I saw on your website that you had written songs for Sesame Street.

Not necessarily for Sesame Street. Sesame Street call me in, at one point they wanted to put out an album called Big Bird Sings Barry Louis Polisar. My songs, especially my early songs are all about kids’ rights and giving voice to kids who didn’t really have a voice. So they thought this would be great.

They were going to do an album of kids liberation songs by Barry Louis Polisar. So they asked me to write a couple of songs. And they called back in and they had all these words circled that they were questioning, either the words were too mature or they were too edgy. And, so that project never went anywhere. But then low and behold about a year or two later I found out that Sesame Street had released an album with Big Bird singing one of my songs.

And it wasn’t one of the ones that I had written for them. I was one that I had written just on an album. Actually that was the first song of mine that had ever been covered by anybody else. So I like to say that Big Bird was the first person to every record one of my songs other than myself.

That was the original tribute.

The original cover, yes. It was a song called I’ve Got a Dog and My Dog’s Name is Cat.

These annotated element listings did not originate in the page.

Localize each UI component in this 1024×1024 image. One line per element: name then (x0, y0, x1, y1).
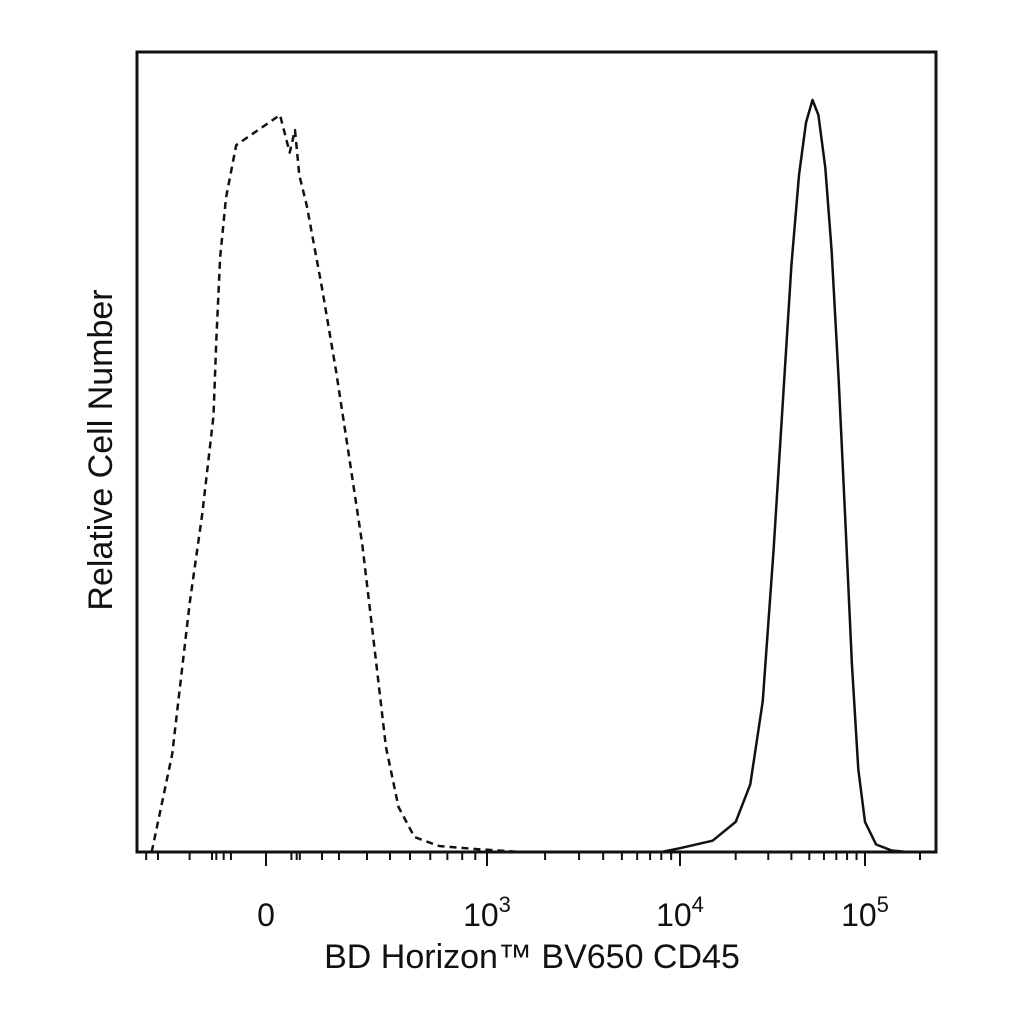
x-tick-label: 105 (841, 892, 889, 933)
x-tick-label: 103 (463, 892, 511, 933)
x-tick-label-base: 10 (841, 897, 877, 933)
x-axis-tick-labels: 0 103 104 105 (257, 892, 889, 933)
x-tick-label-exponent: 4 (692, 892, 704, 917)
x-tick-label: 0 (257, 897, 275, 933)
series-solid-line (487, 98, 908, 854)
x-tick-label-base: 10 (463, 897, 499, 933)
x-axis-minor-ticks (145, 852, 921, 860)
series-dashed-line (150, 113, 898, 854)
x-tick-label-exponent: 3 (499, 892, 511, 917)
x-tick-label-exponent: 5 (877, 892, 889, 917)
x-tick-label-base: 10 (656, 897, 692, 933)
plot-frame (135, 50, 938, 854)
x-tick-label: 104 (656, 892, 704, 933)
y-axis-label: Relative Cell Number (82, 289, 120, 610)
x-axis-label: BD Horizon™ BV650 CD45 (324, 938, 740, 976)
series-layer (150, 98, 908, 854)
x-axis-major-ticks (265, 852, 866, 866)
x-tick-label-base: 0 (257, 897, 275, 933)
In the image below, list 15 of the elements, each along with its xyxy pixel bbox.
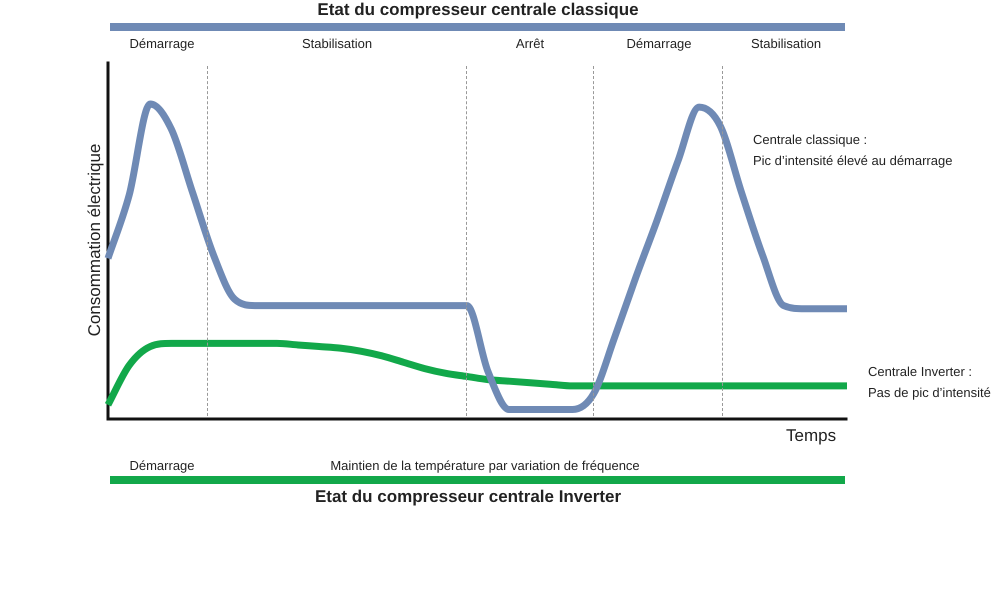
chart-title: Etat du compresseur centrale classique bbox=[317, 0, 639, 20]
text: Démarrage bbox=[129, 458, 195, 474]
text: Démarrage bbox=[626, 36, 692, 52]
text: Centrale Inverter : bbox=[868, 364, 972, 380]
annotation: Centrale classique : bbox=[753, 132, 868, 148]
x-axis-title: Temps bbox=[786, 426, 836, 446]
text: Stabilisation bbox=[750, 36, 822, 52]
text: Pas de pic d’intensité bbox=[868, 385, 991, 401]
text: Etat du compresseur centrale Inverter bbox=[314, 487, 622, 507]
text: Démarrage bbox=[129, 36, 195, 52]
annotation: Pic d’intensité élevé au démarrage bbox=[753, 153, 952, 169]
text: Arrêt bbox=[516, 36, 544, 52]
text: Maintien de la température par variation de fréquence bbox=[330, 458, 640, 474]
text: Stabilisation bbox=[302, 36, 372, 52]
y-axis-title: Consommation électrique bbox=[85, 144, 105, 336]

Speak with me about your TV show.

I had a TV show for about three years. I was eventually replaced by puppets, and then the show went off the air. But, won two local Emmy Awards. It got lots of accolades from teachers. It was basically an educational show that should’ve been on PBS, but was on the network. It was on an ABC affiliate in Washington, DC, and it was broadcast all over the country. I mean it got a lot of coverage and, you know, really made its way around the world.

I think that was on in 94-95, 96-97, like 94-97, maybe even going up to 98. It was on for about three or four years. It was on originally as local Washington show and then syndicated to about eight or nine stations, and then openly I think they had a couple hundred stations that broadcast it all across the country.

When Juno’s soundtrack wins a Grammy, do you get one as well?

No. I don’t even know who actually got the physical Grammy, probably Jason Reitman, the Director…he was the one that picked the songs.

I think you should be able to at least get a copy of that.

Yeah, I guess, I got a picture for my website. Sometimes you do things as a performing artist that just sound good. I played the White House. It wasn’t my best show. It wasn’t great, but it sounds good to say, “I played the White House. I played the Kennedy Center. I played the Smithsonian.” It represents a great milestone in my career. I just feel like I was part of a bigger thing, and that was great.

Interview conducted by Israel Vasquetelle.